考え方は人それぞれかもしれませんが、私は、どちらも境界はそれぞれ作ったほうがモメないだろうなあと思います。上のフェンスまではつけなくても、せめて境界ブロックの二段くらいは、最低でもつけた方がいいような。

たとえば、お隣さんが引っ越して土地を売る場合。更地にすべく境界フェンスを壊してしまえば、自分の家に境界ブロックがないと、お隣との境はなにもなくなってしまいます。そうなってから困るよりも、最初に作っておけば安心です。その後お隣さんがずっと更地でも、あるいは新しく引っ越してきた方が、その方なりの境界をつくっても、それに左右されることはなくなります。

境界を作るのはちょっとした工事ですから、なんでもないときにいざやろうと思うとなかなか大変です。新築のときに、ついでにやってしまえば、その後がとても楽だと思います。

お互いに境界点よりも数センチ、自分の家側に控えたところに、それぞれがブロックを積めば理想ではないでしょうか。これが、一番お隣との関係がうまくいくパターンのような気がします。その場合、隙間が数センチ空いてしまいますが、もし草が生えるとしても、気が付いた方が適宜抜けばいいだけです。

新しく開発された大規模な建売住宅(一度に建設・売り出された場合)だとまた、話は別になってきますが。その場合、境界線を中心にして、共有のフェンスということもあるでしょう。ただこれも、長い目でみるとどうなんでしょう。お互いにそれぞれ境界ブロックがあった方が、結局は楽なような気がしますね。共有だと、境界ブロックやフェンスが老朽化したときに、互いの合意がないと建て替えはできず、また、それぞれが勝手に好きなデザインのフェンスにすることもできないわけで。

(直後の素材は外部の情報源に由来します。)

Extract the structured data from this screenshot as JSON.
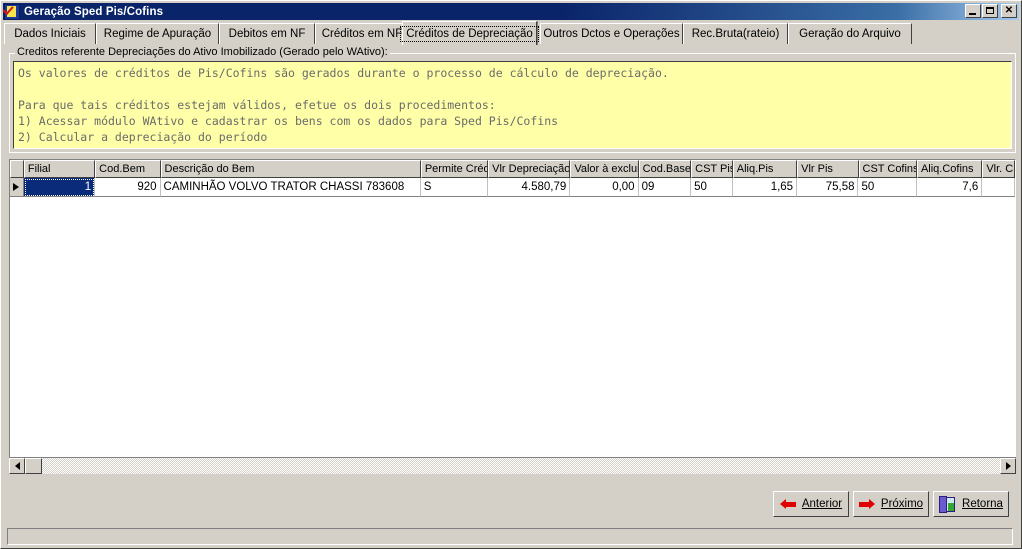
{
  "window": {
    "title": "Geração Sped Pis/Cofins",
    "icon": "checkmark-icon",
    "minimize_label": "_",
    "maximize_label": "□",
    "close_label": "✕"
  },
  "tabs": [
    {
      "label": "Dados Iniciais",
      "active": false
    },
    {
      "label": "Regime de Apuração",
      "active": false
    },
    {
      "label": "Debitos em NF",
      "active": false
    },
    {
      "label": "Créditos em NF",
      "active": false
    },
    {
      "label": "Créditos de Depreciação",
      "active": true
    },
    {
      "label": "Outros Dctos e Operações",
      "active": false
    },
    {
      "label": "Rec.Bruta(rateio)",
      "active": false
    },
    {
      "label": "Geração do Arquivo",
      "active": false
    }
  ],
  "groupbox": {
    "label": "Creditos referente Depreciações do Ativo Imobilizado (Gerado pelo WAtivo):",
    "memo_text": "Os valores de créditos de Pis/Cofins são gerados durante o processo de cálculo de depreciação.\n\nPara que tais créditos estejam válidos, efetue os dois procedimentos:\n1) Acessar módulo WAtivo e cadastrar os bens com os dados para Sped Pis/Cofins\n2) Calcular a depreciação do período",
    "memo_background": "#ffffa8",
    "memo_text_color": "#6b6b6b"
  },
  "grid": {
    "columns": [
      {
        "header": "Filial",
        "align": "right"
      },
      {
        "header": "Cod.Bem",
        "align": "right"
      },
      {
        "header": "Descrição do Bem",
        "align": "left"
      },
      {
        "header": "Permite Créd.",
        "align": "left"
      },
      {
        "header": "Vlr Depreciação",
        "align": "right"
      },
      {
        "header": "Valor à excluir",
        "align": "right"
      },
      {
        "header": "Cod.Base",
        "align": "left"
      },
      {
        "header": "CST Pis",
        "align": "left"
      },
      {
        "header": "Aliq.Pis",
        "align": "right"
      },
      {
        "header": "Vlr Pis",
        "align": "right"
      },
      {
        "header": "CST Cofins",
        "align": "left"
      },
      {
        "header": "Aliq.Cofins",
        "align": "right"
      },
      {
        "header": "Vlr. C",
        "align": "right"
      }
    ],
    "rows": [
      {
        "filial": "1",
        "cod_bem": "920",
        "descricao": "CAMINHÃO VOLVO TRATOR CHASSI 783608",
        "permite_cred": "S",
        "vlr_depreciacao": "4.580,79",
        "valor_excluir": "0,00",
        "cod_base": "09",
        "cst_pis": "50",
        "aliq_pis": "1,65",
        "vlr_pis": "75,58",
        "cst_cofins": "50",
        "aliq_cofins": "7,6",
        "vlr_cofins": "",
        "selected_cell": "filial"
      }
    ],
    "selection_color": "#0a2a7a"
  },
  "buttons": {
    "anterior": {
      "label_pre": "A",
      "label_mnemonic": "A",
      "label": "Anterior",
      "icon": "arrow-left-icon"
    },
    "proximo": {
      "label": "Próximo",
      "icon": "arrow-right-icon"
    },
    "retorna": {
      "label": "Retorna",
      "icon": "door-exit-icon"
    }
  },
  "statusbar": {
    "text": ""
  }
}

私の友人で、建売住宅に住んでいるKちゃんが、お隣との共有フェンスでちょっとしたトラブルを抱えてます。お隣の方がフェンスに車をぶつけてしまって、フェンスが変形してしまったそうなんです。Kちゃんはフェンスが曲がっているのがすごく気になるみたいなんですが、お隣さんはおおらかな性格なので全くそれを気にしておらず。

Kちゃんがこぼしてましたね。こういう場合、共有でない方が自分の好きにできるからいいのになーと。

家を建てるのは、一生のうちに一度という人が多いでしょう。何度も経験しないからこそ、見落としがちなポイントもたくさんあると思います。その気が付かない部分をフォローするのが良心的な業者です。業者さんは多くの建築に携わっているからこそ、施主に見えない部分も見えるわけで、そこをアドバイスできるのが本当のプロだなあと、そう思います。